The script, however, is good enough to move on even with this weak actor in the lead. Even follows naturally from event and even the moments in which Leo needs to be strong are not sunk by his softness. But it’s really the scenes featuring Day-Lewis, especially the throwaway ones, that give the movie its tone and continuity.
At the end the movie falters. To have our two heroes face each other down would be so obvious as to be anticlimactic, but there’s no reason to end the movie any other way. So the rest of America intrudes, for the one and only time; but it’s been foreshadowed so well that you don’t notice.

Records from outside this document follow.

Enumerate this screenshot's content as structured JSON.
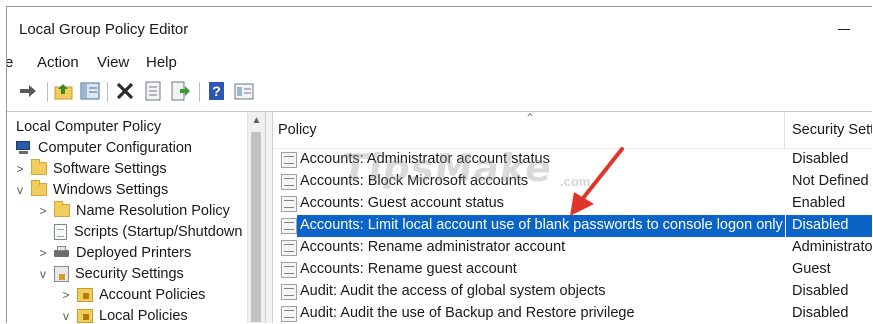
{
  "window": {
    "title": "Local Group Policy Editor"
  },
  "menu": {
    "items": [
      "Action",
      "View",
      "Help"
    ],
    "truncated_prefix": "e"
  },
  "toolbar": {
    "icons": [
      "forward-arrow-icon",
      "up-folder-icon",
      "show-hide-tree-icon",
      "delete-icon",
      "properties-icon",
      "export-icon",
      "help-icon",
      "details-view-icon"
    ]
  },
  "tree": {
    "items": [
      {
        "label": "Local Computer Policy",
        "level": 0,
        "icon": "none",
        "chevron": ""
      },
      {
        "label": "Computer Configuration",
        "level": 0,
        "icon": "computer-icon",
        "chevron": ""
      },
      {
        "label": "Software Settings",
        "level": 1,
        "icon": "folder-icon",
        "chevron": ">"
      },
      {
        "label": "Windows Settings",
        "level": 1,
        "icon": "folder-icon",
        "chevron": "v"
      },
      {
        "label": "Name Resolution Policy",
        "level": 2,
        "icon": "folder-icon",
        "chevron": ">"
      },
      {
        "label": "Scripts (Startup/Shutdown",
        "level": 2,
        "icon": "script-icon",
        "chevron": ""
      },
      {
        "label": "Deployed Printers",
        "level": 2,
        "icon": "printer-icon",
        "chevron": ">"
      },
      {
        "label": "Security Settings",
        "level": 2,
        "icon": "security-icon",
        "chevron": "v"
      },
      {
        "label": "Account Policies",
        "level": 3,
        "icon": "lock-folder-icon",
        "chevron": ">"
      },
      {
        "label": "Local Policies",
        "level": 3,
        "icon": "lock-folder-icon",
        "chevron": "v"
      }
    ]
  },
  "list": {
    "columns": {
      "policy": "Policy",
      "setting": "Security Setti"
    },
    "rows": [
      {
        "policy": "Accounts: Administrator account status",
        "setting": "Disabled"
      },
      {
        "policy": "Accounts: Block Microsoft accounts",
        "setting": "Not Defined"
      },
      {
        "policy": "Accounts: Guest account status",
        "setting": "Enabled"
      },
      {
        "policy": "Accounts: Limit local account use of blank passwords to console logon only",
        "setting": "Disabled"
      },
      {
        "policy": "Accounts: Rename administrator account",
        "setting": "Administrato"
      },
      {
        "policy": "Accounts: Rename guest account",
        "setting": "Guest"
      },
      {
        "policy": "Audit: Audit the access of global system objects",
        "setting": "Disabled"
      },
      {
        "policy": "Audit: Audit the use of Backup and Restore privilege",
        "setting": "Disabled"
      }
    ],
    "selected_index": 3
  },
  "watermark": {
    "text": "TipsMake",
    "suffix": ".com"
  },
  "colors": {
    "selection": "#0a64c8",
    "annotation_arrow": "#e0352b"
  }
}
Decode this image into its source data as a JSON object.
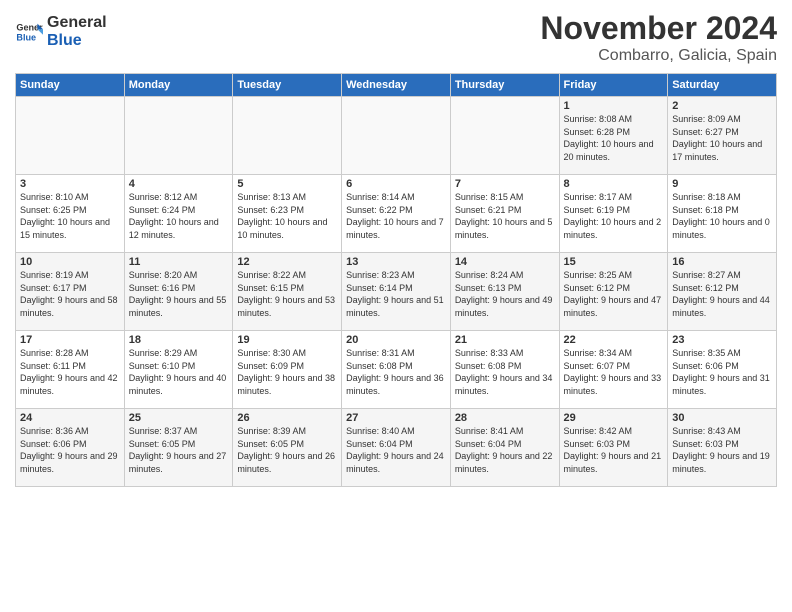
{
  "header": {
    "logo_line1": "General",
    "logo_line2": "Blue",
    "month_title": "November 2024",
    "location": "Combarro, Galicia, Spain"
  },
  "weekdays": [
    "Sunday",
    "Monday",
    "Tuesday",
    "Wednesday",
    "Thursday",
    "Friday",
    "Saturday"
  ],
  "weeks": [
    [
      {
        "day": "",
        "info": ""
      },
      {
        "day": "",
        "info": ""
      },
      {
        "day": "",
        "info": ""
      },
      {
        "day": "",
        "info": ""
      },
      {
        "day": "",
        "info": ""
      },
      {
        "day": "1",
        "info": "Sunrise: 8:08 AM\nSunset: 6:28 PM\nDaylight: 10 hours and 20 minutes."
      },
      {
        "day": "2",
        "info": "Sunrise: 8:09 AM\nSunset: 6:27 PM\nDaylight: 10 hours and 17 minutes."
      }
    ],
    [
      {
        "day": "3",
        "info": "Sunrise: 8:10 AM\nSunset: 6:25 PM\nDaylight: 10 hours and 15 minutes."
      },
      {
        "day": "4",
        "info": "Sunrise: 8:12 AM\nSunset: 6:24 PM\nDaylight: 10 hours and 12 minutes."
      },
      {
        "day": "5",
        "info": "Sunrise: 8:13 AM\nSunset: 6:23 PM\nDaylight: 10 hours and 10 minutes."
      },
      {
        "day": "6",
        "info": "Sunrise: 8:14 AM\nSunset: 6:22 PM\nDaylight: 10 hours and 7 minutes."
      },
      {
        "day": "7",
        "info": "Sunrise: 8:15 AM\nSunset: 6:21 PM\nDaylight: 10 hours and 5 minutes."
      },
      {
        "day": "8",
        "info": "Sunrise: 8:17 AM\nSunset: 6:19 PM\nDaylight: 10 hours and 2 minutes."
      },
      {
        "day": "9",
        "info": "Sunrise: 8:18 AM\nSunset: 6:18 PM\nDaylight: 10 hours and 0 minutes."
      }
    ],
    [
      {
        "day": "10",
        "info": "Sunrise: 8:19 AM\nSunset: 6:17 PM\nDaylight: 9 hours and 58 minutes."
      },
      {
        "day": "11",
        "info": "Sunrise: 8:20 AM\nSunset: 6:16 PM\nDaylight: 9 hours and 55 minutes."
      },
      {
        "day": "12",
        "info": "Sunrise: 8:22 AM\nSunset: 6:15 PM\nDaylight: 9 hours and 53 minutes."
      },
      {
        "day": "13",
        "info": "Sunrise: 8:23 AM\nSunset: 6:14 PM\nDaylight: 9 hours and 51 minutes."
      },
      {
        "day": "14",
        "info": "Sunrise: 8:24 AM\nSunset: 6:13 PM\nDaylight: 9 hours and 49 minutes."
      },
      {
        "day": "15",
        "info": "Sunrise: 8:25 AM\nSunset: 6:12 PM\nDaylight: 9 hours and 47 minutes."
      },
      {
        "day": "16",
        "info": "Sunrise: 8:27 AM\nSunset: 6:12 PM\nDaylight: 9 hours and 44 minutes."
      }
    ],
    [
      {
        "day": "17",
        "info": "Sunrise: 8:28 AM\nSunset: 6:11 PM\nDaylight: 9 hours and 42 minutes."
      },
      {
        "day": "18",
        "info": "Sunrise: 8:29 AM\nSunset: 6:10 PM\nDaylight: 9 hours and 40 minutes."
      },
      {
        "day": "19",
        "info": "Sunrise: 8:30 AM\nSunset: 6:09 PM\nDaylight: 9 hours and 38 minutes."
      },
      {
        "day": "20",
        "info": "Sunrise: 8:31 AM\nSunset: 6:08 PM\nDaylight: 9 hours and 36 minutes."
      },
      {
        "day": "21",
        "info": "Sunrise: 8:33 AM\nSunset: 6:08 PM\nDaylight: 9 hours and 34 minutes."
      },
      {
        "day": "22",
        "info": "Sunrise: 8:34 AM\nSunset: 6:07 PM\nDaylight: 9 hours and 33 minutes."
      },
      {
        "day": "23",
        "info": "Sunrise: 8:35 AM\nSunset: 6:06 PM\nDaylight: 9 hours and 31 minutes."
      }
    ],
    [
      {
        "day": "24",
        "info": "Sunrise: 8:36 AM\nSunset: 6:06 PM\nDaylight: 9 hours and 29 minutes."
      },
      {
        "day": "25",
        "info": "Sunrise: 8:37 AM\nSunset: 6:05 PM\nDaylight: 9 hours and 27 minutes."
      },
      {
        "day": "26",
        "info": "Sunrise: 8:39 AM\nSunset: 6:05 PM\nDaylight: 9 hours and 26 minutes."
      },
      {
        "day": "27",
        "info": "Sunrise: 8:40 AM\nSunset: 6:04 PM\nDaylight: 9 hours and 24 minutes."
      },
      {
        "day": "28",
        "info": "Sunrise: 8:41 AM\nSunset: 6:04 PM\nDaylight: 9 hours and 22 minutes."
      },
      {
        "day": "29",
        "info": "Sunrise: 8:42 AM\nSunset: 6:03 PM\nDaylight: 9 hours and 21 minutes."
      },
      {
        "day": "30",
        "info": "Sunrise: 8:43 AM\nSunset: 6:03 PM\nDaylight: 9 hours and 19 minutes."
      }
    ]
  ]
}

And it’s the end that I had the most problems with philosophically as well. Sure the draft is an awful thing, and sure many immigrants were exploited into joining the Union army during the Civil War. But, historically, those immigrants ended the war not Irish, or German, but American — sharing experiences and a language with the people they were going home to live with. thus the draft stirred and heated our melting pot. And the immigrants who died — and there were many, but it was not just immigrants who died, for the Civil War was a meat grinder — died for the cause of freedom.
That, I suppose, was Scorcese’s final message — that those who fought in the Gangs of New York died for freedom in their own way as well. And that, folks, is a Big Message to end this review of a Big Film.